6. Overriding Effect of the A.F. Act:

The Supreme Court also pointed to Section 27 of the Auroville Foundation Act, 1988, which gives the Act an overriding effect. This further solidified the argument that the NGT's directions, which contradicted the framework established by the A.F. Act and its approved Master Plan, were legally untenable.

Conclusion: NGT's Orders Quashed

The Supreme Court unequivocally held that the National Green Tribunal had committed a "gross error" in assuming jurisdiction and issuing the impugned directions. As there was no "substantial question relating to environment" arising from the violation or implementation of any specific enactment under Schedule I of the NGT Act, the Tribunal's actions were deemed to be without jurisdiction and legally unsustainable.

Consequently, the Supreme Court quashed and set aside the NGT's judgment and order dated April 28, 2022, and the interim order dated July 27, 2022. The Appeals filed by the Auroville Foundation were allowed.

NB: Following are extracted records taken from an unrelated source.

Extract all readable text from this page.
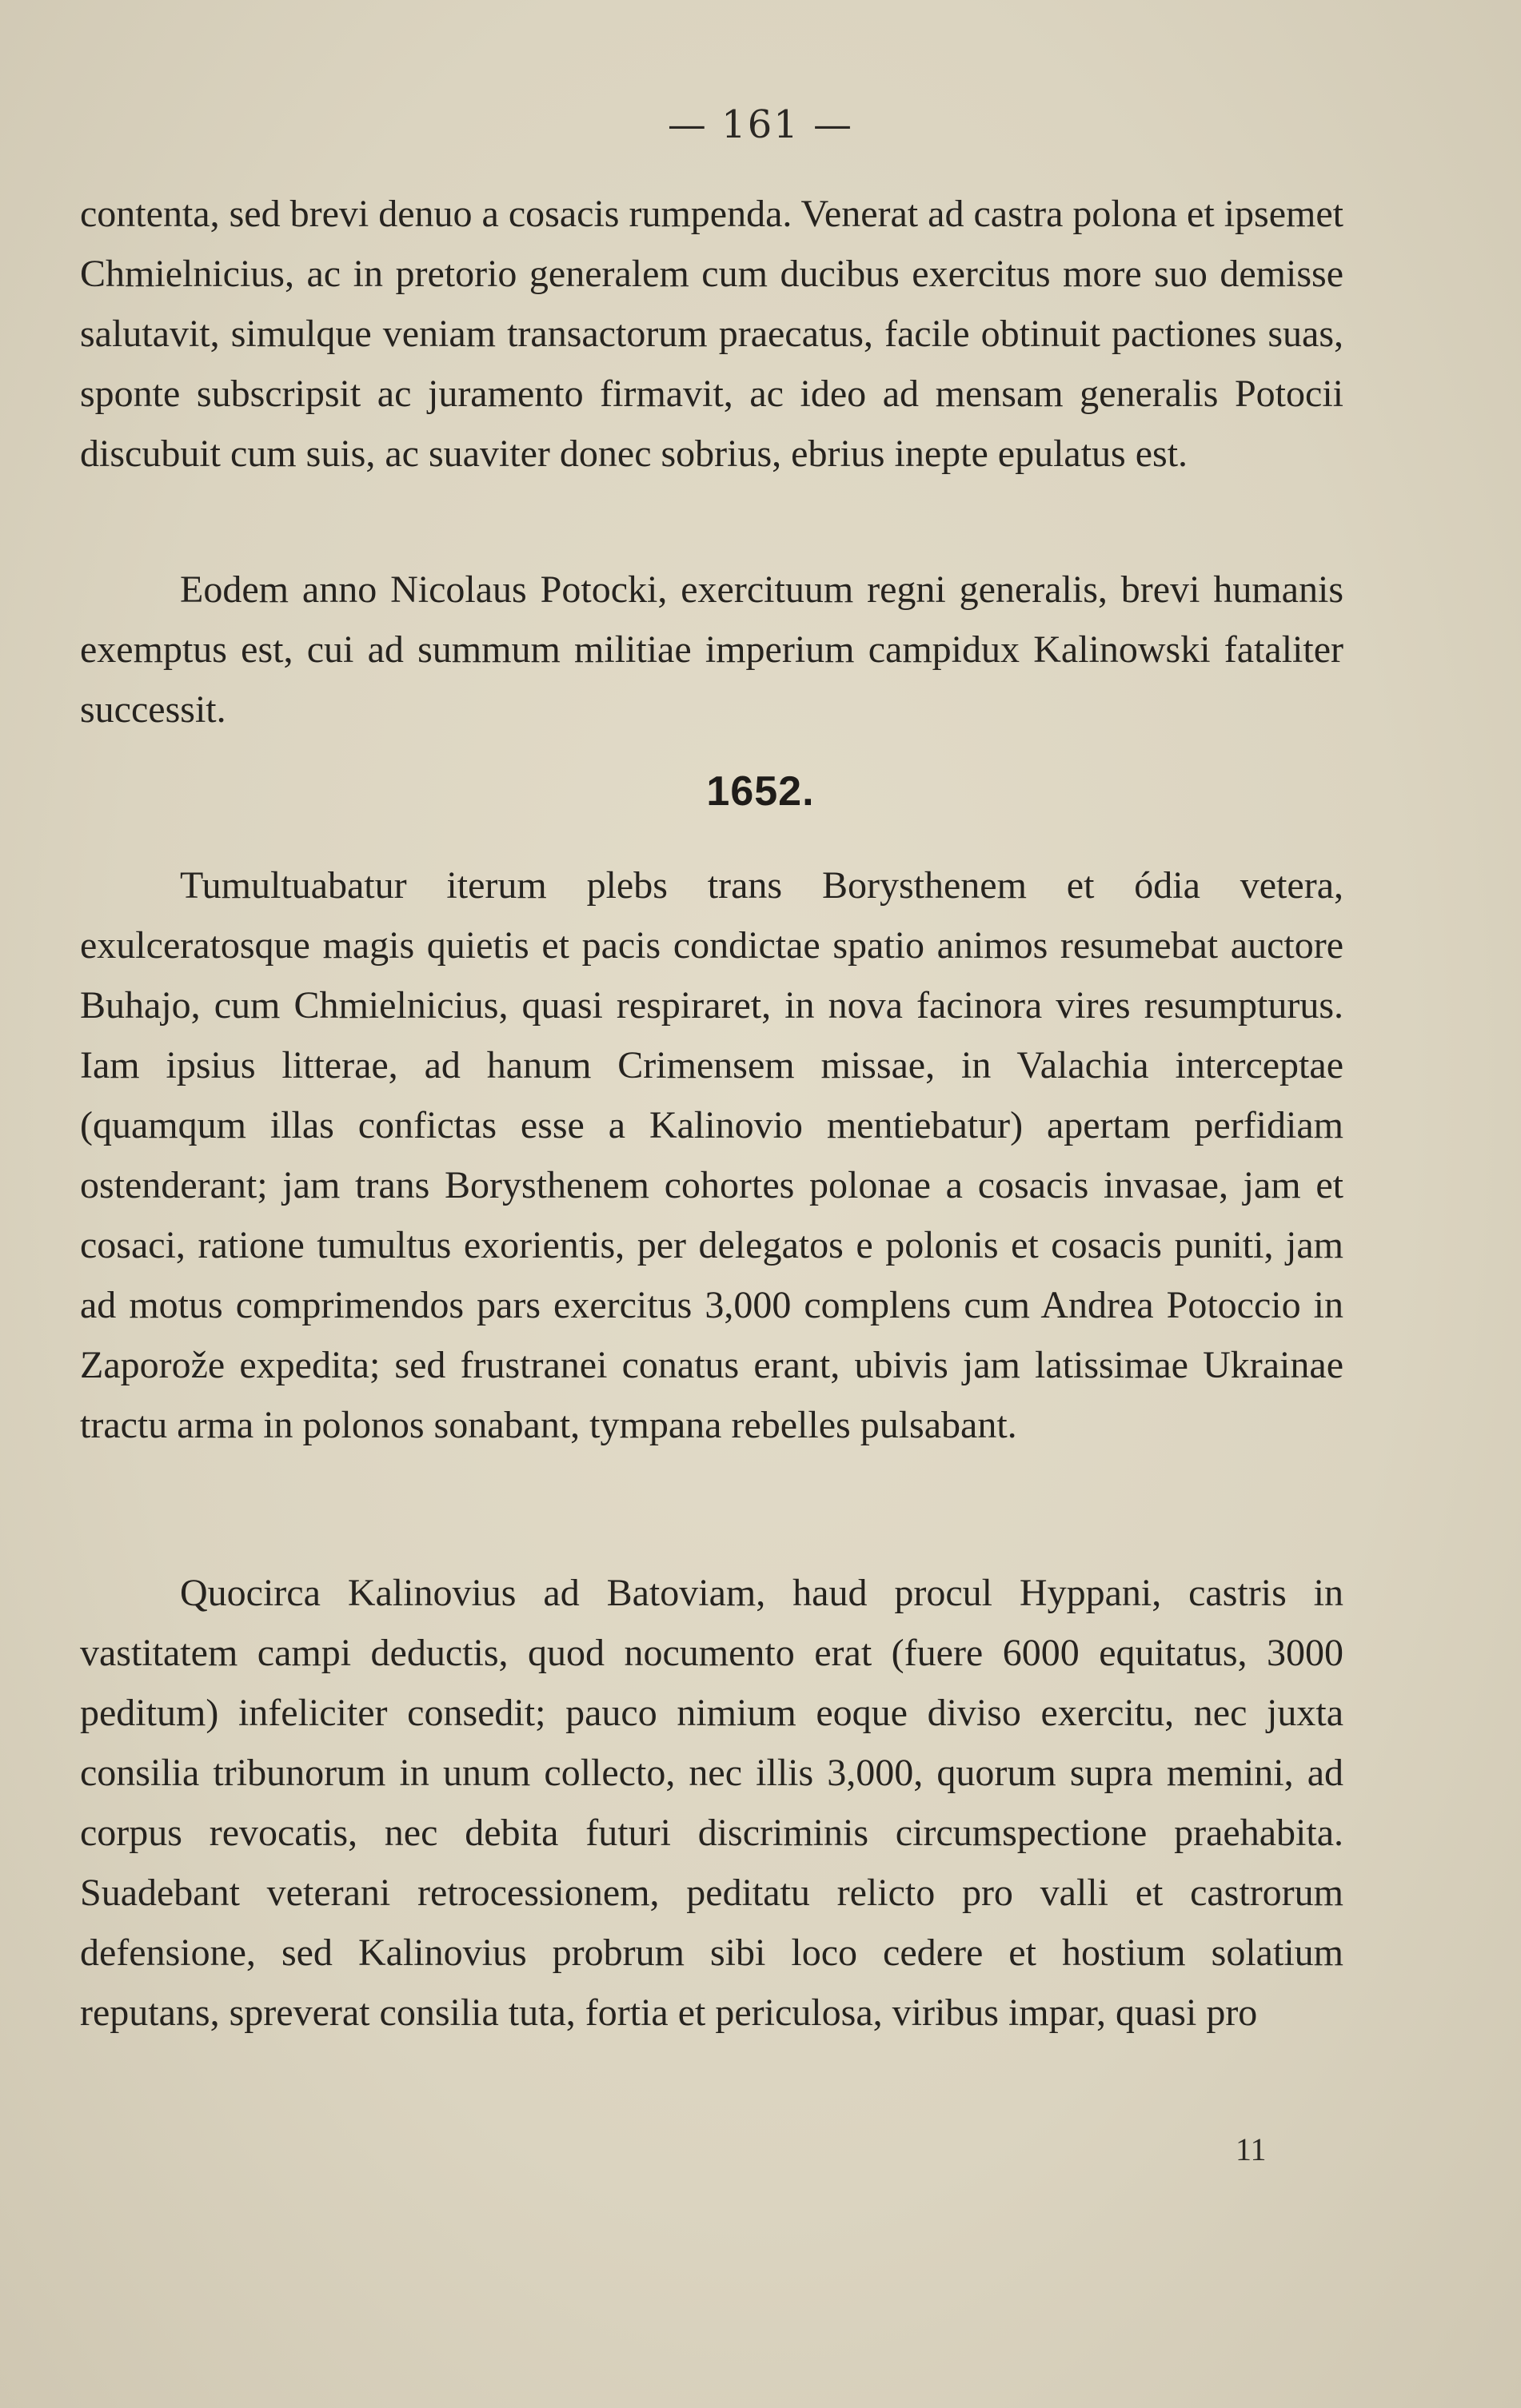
— 161 —

contenta, sed brevi denuo a cosacis rumpenda. Venerat ad castra polona et ipsemet Chmielnicius, ac in pretorio generalem cum ducibus exercitus more suo demisse salutavit, simulque veniam transactorum praecatus, facile obtinuit pactiones suas, sponte subscripsit ac juramento firmavit, ac ideo ad mensam generalis Potocii discubuit cum suis, ac suaviter donec sobrius, ebrius inepte epulatus est.

Eodem anno Nicolaus Potocki, exercituum regni generalis, brevi humanis exemptus est, cui ad summum militiae imperium campidux Kalinowski fataliter successit.

1652.

Tumultuabatur iterum plebs trans Borysthenem et ódia vetera, exulceratosque magis quietis et pacis condictae spatio animos resumebat auctore Buhajo, cum Chmielnicius, quasi respiraret, in nova facinora vires resumpturus. Iam ipsius litterae, ad hanum Crimensem missae, in Valachia interceptae (quamqum illas confictas esse a Kalinovio mentiebatur) apertam perfidiam ostenderant; jam trans Borysthenem cohortes polonae a cosacis invasae, jam et cosaci, ratione tumultus exorientis, per delegatos e polonis et cosacis puniti, jam ad motus comprimendos pars exercitus 3,000 complens cum Andrea Potoccio in Zaporože expedita; sed frustranei conatus erant, ubivis jam latissimae Ukrainae tractu arma in polonos sonabant, tympana rebelles pulsabant.

Quocirca Kalinovius ad Batoviam, haud procul Hyppani, castris in vastitatem campi deductis, quod nocumento erat (fuere 6000 equitatus, 3000 peditum) infeliciter consedit; pauco nimium eoque diviso exercitu, nec juxta consilia tribunorum in unum collecto, nec illis 3,000, quorum supra memini, ad corpus revocatis, nec debita futuri discriminis circumspectione praehabita. Suadebant veterani retrocessionem, peditatu relicto pro valli et castrorum defensione, sed Kalinovius probrum sibi loco cedere et hostium solatium reputans, spreverat consilia tuta, fortia et periculosa, viribus impar, quasi pro

11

Why This Judgment is an Important Read for Lawyers and Students:

  • Defining NGT's Jurisdiction: This ruling serves as a vital precedent in clearly delineating the boundaries of the National Green Tribunal's jurisdiction, emphasizing that its powers are not residuary but arise strictly from specific environmental statutes listed in Schedule I.
  • Role of Statutory Plans: It reinforces the legal sanctity of statutorily approved Master Plans and limits the scope for judicial or quasi-judicial bodies to interfere with such plans without compelling legal grounds.
  • Application of Environmental Principles: The judgment clarifies the appropriate application of principles like the "Precautionary Principle" and "Sustainable Development," cautioning against their indiscriminate use to assume jurisdiction where none exists.
  • Balancing Development and Environment: It reiterates the delicate balance required between the right to development and the right to a clean environment, emphasizing that neither can be sacrificed at the altar of the other, but rather need harmonious integration.
  • Administrative Law Insights: Students and practitioners of administrative law will find valuable insights into how superior courts review the jurisdictional competence and decision-making process of specialized tribunals.

Disclaimer:

All information provided in this analysis is for informational purposes only and does not constitute legal advice. Readers are encouraged to consult with qualified legal professionals for advice on specific legal issues.